À noter dans vos agendas

Le prochain congrès Polyhandicap de l'Assistance publique - Hôpitaux de Paris se déroulera les 26 et 27 novembre 2009 à la Maison de la Mutualité (24, rue Saint-Victor, Paris 5e), sur le thème du parcours de soins à l'aune de la loi Hôpital, patients, santé, territoire et de la création du 5e risque. Renseignements et inscriptions : Espace Événementiel (http://www.meimon-nisenbaum.avocat.fr/admin/tiny_mce/plugins/paste/www.espace-evenementiel.com rubrique "Événements") - Tél. : 01 42 71 34 02.

 

Laurent Lejard

 

(1) Appellation officielle de l'Assistance publique.

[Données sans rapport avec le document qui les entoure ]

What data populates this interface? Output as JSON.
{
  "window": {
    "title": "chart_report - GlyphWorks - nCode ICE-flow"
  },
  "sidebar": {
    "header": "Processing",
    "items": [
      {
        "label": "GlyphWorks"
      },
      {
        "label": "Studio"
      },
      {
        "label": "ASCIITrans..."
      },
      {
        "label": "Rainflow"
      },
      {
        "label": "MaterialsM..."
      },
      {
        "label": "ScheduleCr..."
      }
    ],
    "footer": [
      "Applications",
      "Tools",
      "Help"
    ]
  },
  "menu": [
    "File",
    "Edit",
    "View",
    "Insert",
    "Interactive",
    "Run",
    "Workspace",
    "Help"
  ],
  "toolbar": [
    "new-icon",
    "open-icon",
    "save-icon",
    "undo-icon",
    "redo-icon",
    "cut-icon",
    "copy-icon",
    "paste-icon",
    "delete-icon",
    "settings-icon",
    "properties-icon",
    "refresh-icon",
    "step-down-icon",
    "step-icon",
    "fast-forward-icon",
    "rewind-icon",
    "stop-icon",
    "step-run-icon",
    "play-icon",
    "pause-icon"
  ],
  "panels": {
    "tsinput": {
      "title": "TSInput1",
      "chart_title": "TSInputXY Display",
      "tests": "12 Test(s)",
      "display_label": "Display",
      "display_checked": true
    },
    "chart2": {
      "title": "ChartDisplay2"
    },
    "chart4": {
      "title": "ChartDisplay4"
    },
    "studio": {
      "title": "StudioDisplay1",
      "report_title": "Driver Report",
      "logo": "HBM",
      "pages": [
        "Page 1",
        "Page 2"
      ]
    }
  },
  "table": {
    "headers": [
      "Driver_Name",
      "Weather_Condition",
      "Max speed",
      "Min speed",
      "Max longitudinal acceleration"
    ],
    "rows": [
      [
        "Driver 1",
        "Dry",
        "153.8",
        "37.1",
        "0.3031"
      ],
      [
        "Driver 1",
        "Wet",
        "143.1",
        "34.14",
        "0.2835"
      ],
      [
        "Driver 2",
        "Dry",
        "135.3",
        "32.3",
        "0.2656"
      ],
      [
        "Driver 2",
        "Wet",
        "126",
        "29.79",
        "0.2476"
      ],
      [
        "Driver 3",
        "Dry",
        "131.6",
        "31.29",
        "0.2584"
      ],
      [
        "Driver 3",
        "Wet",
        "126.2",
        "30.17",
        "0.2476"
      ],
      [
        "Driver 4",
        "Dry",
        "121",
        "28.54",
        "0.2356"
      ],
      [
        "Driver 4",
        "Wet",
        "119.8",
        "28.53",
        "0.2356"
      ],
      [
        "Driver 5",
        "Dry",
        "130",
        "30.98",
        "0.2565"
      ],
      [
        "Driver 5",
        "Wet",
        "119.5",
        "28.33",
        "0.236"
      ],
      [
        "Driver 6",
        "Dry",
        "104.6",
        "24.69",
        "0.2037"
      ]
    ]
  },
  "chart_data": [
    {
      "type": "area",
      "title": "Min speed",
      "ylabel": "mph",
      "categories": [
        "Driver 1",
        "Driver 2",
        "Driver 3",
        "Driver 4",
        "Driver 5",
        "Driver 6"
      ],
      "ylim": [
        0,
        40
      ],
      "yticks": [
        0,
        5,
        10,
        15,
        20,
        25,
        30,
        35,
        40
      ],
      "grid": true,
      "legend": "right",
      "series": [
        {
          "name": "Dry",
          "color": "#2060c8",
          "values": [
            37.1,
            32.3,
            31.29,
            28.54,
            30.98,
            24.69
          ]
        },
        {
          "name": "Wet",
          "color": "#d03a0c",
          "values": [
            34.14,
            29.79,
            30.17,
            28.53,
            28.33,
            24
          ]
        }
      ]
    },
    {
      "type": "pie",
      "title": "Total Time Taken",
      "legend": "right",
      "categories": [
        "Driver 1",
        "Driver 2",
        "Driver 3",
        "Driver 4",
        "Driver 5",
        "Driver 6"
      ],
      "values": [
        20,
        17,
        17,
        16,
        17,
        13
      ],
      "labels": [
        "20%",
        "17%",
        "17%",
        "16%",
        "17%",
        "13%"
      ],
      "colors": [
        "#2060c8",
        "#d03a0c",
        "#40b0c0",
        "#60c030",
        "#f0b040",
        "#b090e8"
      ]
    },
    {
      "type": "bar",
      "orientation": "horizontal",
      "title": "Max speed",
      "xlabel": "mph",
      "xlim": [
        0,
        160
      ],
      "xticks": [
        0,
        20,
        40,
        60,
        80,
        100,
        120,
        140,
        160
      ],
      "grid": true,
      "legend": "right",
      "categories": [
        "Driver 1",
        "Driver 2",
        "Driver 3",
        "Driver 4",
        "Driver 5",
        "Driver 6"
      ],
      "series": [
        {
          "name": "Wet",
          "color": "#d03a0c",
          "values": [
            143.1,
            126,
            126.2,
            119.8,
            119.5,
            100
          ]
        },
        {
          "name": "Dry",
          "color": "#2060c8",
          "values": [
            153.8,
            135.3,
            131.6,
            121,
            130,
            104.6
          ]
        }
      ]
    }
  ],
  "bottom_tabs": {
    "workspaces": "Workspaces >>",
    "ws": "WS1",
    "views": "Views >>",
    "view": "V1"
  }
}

(2) In Auprès de la personne handicapée, d'Élisabeth Zucman, Vuibert, 2007.

(3) Andrée Barrère, de l'Assistance publique - Hôpitaux de Paris, Monique Demerson, secrétaire générale de l'Unapei, Professeur Stéphane Thieffry, neuropédiatre à l'hôpital Necker Enfants malades, Docteur Stanislas Tomkiewicz, responsable du service accueillant les encéphalopathes à l'hôpital de La Roche-Guyon.

(4) Devenu depuis Comité d'éducation et soins auprès des polyhandicapés.

(5) Lire l'enquête "La Belgique, par choix ou faute de mieux", Faire Face, numéro 674, avril 2008, pages 22 à 25.

(6) Consultation évaluation conseil pour IMC-Imoc-Polyhandicapés adultes (Cecoia).

(7) En réponse à une question orale du député Jean-François Chossy le 30 avril 2008 à l'Assemblée nationale.

(8) Comité de liaison et d'actions des parents d'enfants et d'adultes atteints de handicaps associés.